By 2050, the urban population of Africa is expected to triple, while that of Asia is expected to grow by 61 percent (United Nations, 2014).  This presents policy challenges in many areas, not least finding employment for large numbers of young urban workers. Economists from the Centre for the Study of African Economies in the Department of Economics, in collaboration with the Ethiopian Development Research Institute, have implemented a series of field experiments based in Addis Abada to identify the key factors that inhibit young workers from obtaining secure employment. Addis Ababa is an ideal context to study issues relating to youth labour market exclusion: the city is enjoying rapid economic growth, but a high proportion of the jobs available to young workers are insecure and poorly-regulated jobs. These jobs often do not meet the young urbanites’ aspirations for a stable livelihood and this can feed social tension and political instability.

The research focuses on three sources of search frictions that face young job-seekers in large cities in developing countries. First, many job-seekers are geographically distant from potential employers with few, if any, affordable travel options.  Second, young workers are typically anonymous to potential employers and have little experience in searching for jobs or signalling their skills to potential employers. In 2014 and 2015, this research project implemented three specific interventions, each designed to address a different aspect of job search frictions:

  • A transport subsidy, in which young unemployed workers were offered a monetary reimbursement to cover travel costs.  (This was offered up to three times a week, for 16 weeks.)
  • Job application workshops, designed and implemented in collaboration with an established local institution (Addis Ababa Commercial College), in which participants received advice on how to improve the effectiveness of job applications using CVs and cover letters and on how to approach job interviews.
  • Jobs fairs to increase contact between firms and with unemployed workers.

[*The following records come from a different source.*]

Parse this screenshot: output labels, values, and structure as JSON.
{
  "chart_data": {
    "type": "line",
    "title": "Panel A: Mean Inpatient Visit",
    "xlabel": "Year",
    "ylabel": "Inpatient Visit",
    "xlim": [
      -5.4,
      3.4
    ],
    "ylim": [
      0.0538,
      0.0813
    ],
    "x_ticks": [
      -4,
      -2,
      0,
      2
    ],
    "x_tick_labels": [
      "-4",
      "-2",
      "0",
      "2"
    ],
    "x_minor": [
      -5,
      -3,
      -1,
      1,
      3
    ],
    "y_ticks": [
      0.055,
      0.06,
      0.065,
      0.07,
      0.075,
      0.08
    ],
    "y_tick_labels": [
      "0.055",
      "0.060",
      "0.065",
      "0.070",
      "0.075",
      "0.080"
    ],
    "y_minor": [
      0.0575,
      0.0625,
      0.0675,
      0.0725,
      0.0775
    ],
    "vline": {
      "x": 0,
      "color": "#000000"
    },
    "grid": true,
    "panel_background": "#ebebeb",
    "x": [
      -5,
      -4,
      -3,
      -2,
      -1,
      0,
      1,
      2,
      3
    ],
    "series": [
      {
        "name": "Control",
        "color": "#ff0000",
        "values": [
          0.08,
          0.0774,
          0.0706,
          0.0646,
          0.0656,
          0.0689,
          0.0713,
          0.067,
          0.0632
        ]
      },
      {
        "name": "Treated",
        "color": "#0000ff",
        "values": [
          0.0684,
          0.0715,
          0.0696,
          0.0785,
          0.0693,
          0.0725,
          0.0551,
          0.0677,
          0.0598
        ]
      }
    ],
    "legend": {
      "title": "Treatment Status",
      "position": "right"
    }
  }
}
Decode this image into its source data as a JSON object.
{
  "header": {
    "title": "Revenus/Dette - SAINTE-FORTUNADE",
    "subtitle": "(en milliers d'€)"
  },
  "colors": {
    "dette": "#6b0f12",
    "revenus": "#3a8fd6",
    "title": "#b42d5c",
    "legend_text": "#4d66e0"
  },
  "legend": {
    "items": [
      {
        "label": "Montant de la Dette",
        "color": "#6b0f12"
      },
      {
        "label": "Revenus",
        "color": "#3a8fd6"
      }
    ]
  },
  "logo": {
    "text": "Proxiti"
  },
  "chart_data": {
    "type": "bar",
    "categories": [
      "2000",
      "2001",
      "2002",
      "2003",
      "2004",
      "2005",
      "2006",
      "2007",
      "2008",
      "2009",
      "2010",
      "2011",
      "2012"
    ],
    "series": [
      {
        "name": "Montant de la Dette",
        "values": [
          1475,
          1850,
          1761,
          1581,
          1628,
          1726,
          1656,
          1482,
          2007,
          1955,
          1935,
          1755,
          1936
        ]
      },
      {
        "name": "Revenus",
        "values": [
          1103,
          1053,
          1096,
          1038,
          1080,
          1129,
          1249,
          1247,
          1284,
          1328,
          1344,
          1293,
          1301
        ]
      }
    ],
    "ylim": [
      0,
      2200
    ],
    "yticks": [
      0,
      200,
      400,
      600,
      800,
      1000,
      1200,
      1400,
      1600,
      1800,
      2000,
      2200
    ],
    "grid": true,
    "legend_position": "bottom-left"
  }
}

Both the workshops and the transport treatments were found to be effective in improving the participants’ access to better quality jobs. Participants are more likely to have permanent jobs, and jobs with written contracts when observed approximately six months after treatment.  Moreover, these effects are quantitatively large: for example, both treatments increase the probability of obtaining formal work by about 5.5 percentage points, over a control group mean of about 22%.  These effects are particularly strong for the least educated and for women.  

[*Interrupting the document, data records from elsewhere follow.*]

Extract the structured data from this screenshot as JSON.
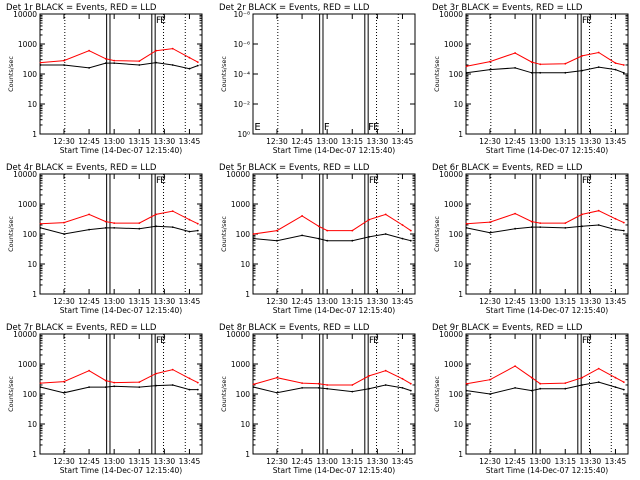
{
  "figure": {
    "xlabel": "Start Time (14-Dec-07 12:15:40)",
    "ylabel": "Counts/sec",
    "x_ticks": [
      "12:30",
      "12:45",
      "13:00",
      "13:15",
      "13:30",
      "13:45"
    ],
    "y_ticks": [
      "1",
      "10",
      "100",
      "1000",
      "10000"
    ],
    "y_ticks_det2": [
      "10⁰",
      "10⁻²",
      "10⁻⁴",
      "10⁻⁶",
      "10⁻⁸"
    ],
    "colors": {
      "events": "#000000",
      "lld": "#ff0000",
      "background": "#ffffff"
    }
  },
  "chart_data": [
    {
      "type": "line",
      "title": "Det 1r  BLACK = Events, RED = LLD",
      "xlabel": "Start Time (14-Dec-07 12:15:40)",
      "ylabel": "Counts/sec",
      "yscale": "log",
      "ylim": [
        1,
        10000
      ],
      "x": [
        "12:16",
        "12:30",
        "12:45",
        "12:55",
        "13:00",
        "13:15",
        "13:25",
        "13:35",
        "13:45",
        "13:50"
      ],
      "series": [
        {
          "name": "Events",
          "color": "#000000",
          "values": [
            200,
            200,
            160,
            230,
            230,
            200,
            240,
            200,
            150,
            190
          ]
        },
        {
          "name": "LLD",
          "color": "#ff0000",
          "values": [
            240,
            280,
            600,
            320,
            280,
            270,
            600,
            700,
            350,
            250
          ]
        }
      ],
      "markers": [
        "F",
        "E"
      ],
      "markers_lower": []
    },
    {
      "type": "line",
      "title": "Det 2r  BLACK = Events, RED = LLD",
      "xlabel": "Start Time (14-Dec-07 12:15:40)",
      "ylabel": "Counts/sec",
      "yscale": "log",
      "ylim": [
        1e-08,
        1
      ],
      "x": [
        "12:16",
        "12:30",
        "12:45",
        "12:55",
        "13:00",
        "13:15",
        "13:25",
        "13:35",
        "13:45",
        "13:50"
      ],
      "series": [],
      "markers": [],
      "markers_lower": [
        "E",
        "F",
        "F",
        "E"
      ]
    },
    {
      "type": "line",
      "title": "Det 3r  BLACK = Events, RED = LLD",
      "xlabel": "Start Time (14-Dec-07 12:15:40)",
      "ylabel": "Counts/sec",
      "yscale": "log",
      "ylim": [
        1,
        10000
      ],
      "x": [
        "12:16",
        "12:30",
        "12:45",
        "12:55",
        "13:00",
        "13:15",
        "13:25",
        "13:35",
        "13:45",
        "13:50"
      ],
      "series": [
        {
          "name": "Events",
          "color": "#000000",
          "values": [
            110,
            140,
            160,
            110,
            110,
            110,
            130,
            170,
            140,
            110
          ]
        },
        {
          "name": "LLD",
          "color": "#ff0000",
          "values": [
            180,
            260,
            500,
            250,
            210,
            220,
            400,
            520,
            230,
            200
          ]
        }
      ],
      "markers": [
        "F",
        "E"
      ],
      "markers_lower": []
    },
    {
      "type": "line",
      "title": "Det 4r  BLACK = Events, RED = LLD",
      "xlabel": "Start Time (14-Dec-07 12:15:40)",
      "ylabel": "Counts/sec",
      "yscale": "log",
      "ylim": [
        1,
        10000
      ],
      "x": [
        "12:16",
        "12:30",
        "12:45",
        "12:55",
        "13:00",
        "13:15",
        "13:25",
        "13:35",
        "13:45",
        "13:50"
      ],
      "series": [
        {
          "name": "Events",
          "color": "#000000",
          "values": [
            160,
            100,
            140,
            160,
            160,
            150,
            180,
            170,
            120,
            130
          ]
        },
        {
          "name": "LLD",
          "color": "#ff0000",
          "values": [
            220,
            240,
            450,
            260,
            230,
            230,
            450,
            580,
            300,
            220
          ]
        }
      ],
      "markers": [
        "F",
        "E"
      ],
      "markers_lower": []
    },
    {
      "type": "line",
      "title": "Det 5r  BLACK = Events, RED = LLD",
      "xlabel": "Start Time (14-Dec-07 12:15:40)",
      "ylabel": "Counts/sec",
      "yscale": "log",
      "ylim": [
        1,
        10000
      ],
      "x": [
        "12:16",
        "12:30",
        "12:45",
        "12:55",
        "13:00",
        "13:15",
        "13:25",
        "13:35",
        "13:45",
        "13:50"
      ],
      "series": [
        {
          "name": "Events",
          "color": "#000000",
          "values": [
            70,
            60,
            90,
            70,
            60,
            60,
            80,
            100,
            70,
            60
          ]
        },
        {
          "name": "LLD",
          "color": "#ff0000",
          "values": [
            100,
            130,
            400,
            180,
            130,
            130,
            300,
            450,
            200,
            130
          ]
        }
      ],
      "markers": [
        "F",
        "E"
      ],
      "markers_lower": []
    },
    {
      "type": "line",
      "title": "Det 6r  BLACK = Events, RED = LLD",
      "xlabel": "Start Time (14-Dec-07 12:15:40)",
      "ylabel": "Counts/sec",
      "yscale": "log",
      "ylim": [
        1,
        10000
      ],
      "x": [
        "12:16",
        "12:30",
        "12:45",
        "12:55",
        "13:00",
        "13:15",
        "13:25",
        "13:35",
        "13:45",
        "13:50"
      ],
      "series": [
        {
          "name": "Events",
          "color": "#000000",
          "values": [
            160,
            110,
            150,
            170,
            170,
            160,
            180,
            200,
            140,
            130
          ]
        },
        {
          "name": "LLD",
          "color": "#ff0000",
          "values": [
            220,
            250,
            480,
            260,
            230,
            230,
            450,
            600,
            320,
            240
          ]
        }
      ],
      "markers": [
        "F",
        "E"
      ],
      "markers_lower": []
    },
    {
      "type": "line",
      "title": "Det 7r  BLACK = Events, RED = LLD",
      "xlabel": "Start Time (14-Dec-07 12:15:40)",
      "ylabel": "Counts/sec",
      "yscale": "log",
      "ylim": [
        1,
        10000
      ],
      "x": [
        "12:16",
        "12:30",
        "12:45",
        "12:55",
        "13:00",
        "13:15",
        "13:25",
        "13:35",
        "13:45",
        "13:50"
      ],
      "series": [
        {
          "name": "Events",
          "color": "#000000",
          "values": [
            170,
            110,
            170,
            170,
            180,
            170,
            190,
            200,
            140,
            140
          ]
        },
        {
          "name": "LLD",
          "color": "#ff0000",
          "values": [
            230,
            260,
            600,
            280,
            240,
            250,
            480,
            650,
            330,
            240
          ]
        }
      ],
      "markers": [
        "F",
        "E"
      ],
      "markers_lower": []
    },
    {
      "type": "line",
      "title": "Det 8r  BLACK = Events, RED = LLD",
      "xlabel": "Start Time (14-Dec-07 12:15:40)",
      "ylabel": "Counts/sec",
      "yscale": "log",
      "ylim": [
        1,
        10000
      ],
      "x": [
        "12:16",
        "12:30",
        "12:45",
        "12:55",
        "13:00",
        "13:15",
        "13:25",
        "13:35",
        "13:45",
        "13:50"
      ],
      "series": [
        {
          "name": "Events",
          "color": "#000000",
          "values": [
            170,
            110,
            160,
            160,
            150,
            120,
            150,
            200,
            160,
            130
          ]
        },
        {
          "name": "LLD",
          "color": "#ff0000",
          "values": [
            210,
            350,
            230,
            220,
            200,
            200,
            400,
            600,
            320,
            220
          ]
        }
      ],
      "markers": [
        "F",
        "E"
      ],
      "markers_lower": []
    },
    {
      "type": "line",
      "title": "Det 9r  BLACK = Events, RED = LLD",
      "xlabel": "Start Time (14-Dec-07 12:15:40)",
      "ylabel": "Counts/sec",
      "yscale": "log",
      "ylim": [
        1,
        10000
      ],
      "x": [
        "12:16",
        "12:30",
        "12:45",
        "12:55",
        "13:00",
        "13:15",
        "13:25",
        "13:35",
        "13:45",
        "13:50"
      ],
      "series": [
        {
          "name": "Events",
          "color": "#000000",
          "values": [
            130,
            100,
            160,
            130,
            150,
            150,
            200,
            250,
            170,
            140
          ]
        },
        {
          "name": "LLD",
          "color": "#ff0000",
          "values": [
            220,
            300,
            850,
            350,
            220,
            230,
            350,
            700,
            350,
            250
          ]
        }
      ],
      "markers": [
        "F",
        "E"
      ],
      "markers_lower": []
    }
  ]
}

In contrast, the job fairs had very limited effects.  The fairs appear to have created one job for approximately every 10 firms that attended. The reasons for this were explored and revealed significant evidence of mismatched expectations: by workers, about wages and about firms’ requirements; and by firms about the average quality of job-seekers. There is evidence of learning and updating of beliefs in the aftermath of the job fair. This changes behaviour: both workers and firms invest more in formal job search after participating in a job fairs.  

The findings of this research were presented at the 2016 Conference of the Ethiopian Economic Association, attended by academics and practitioners. The results are expected to inform policy development around the areas of youth employment and urban infrastructure. The team have launched a number of follow-on research projects, including work relating to the role of internships for learning management skills, and research on the effect of wage variation on the attributes of job applicants.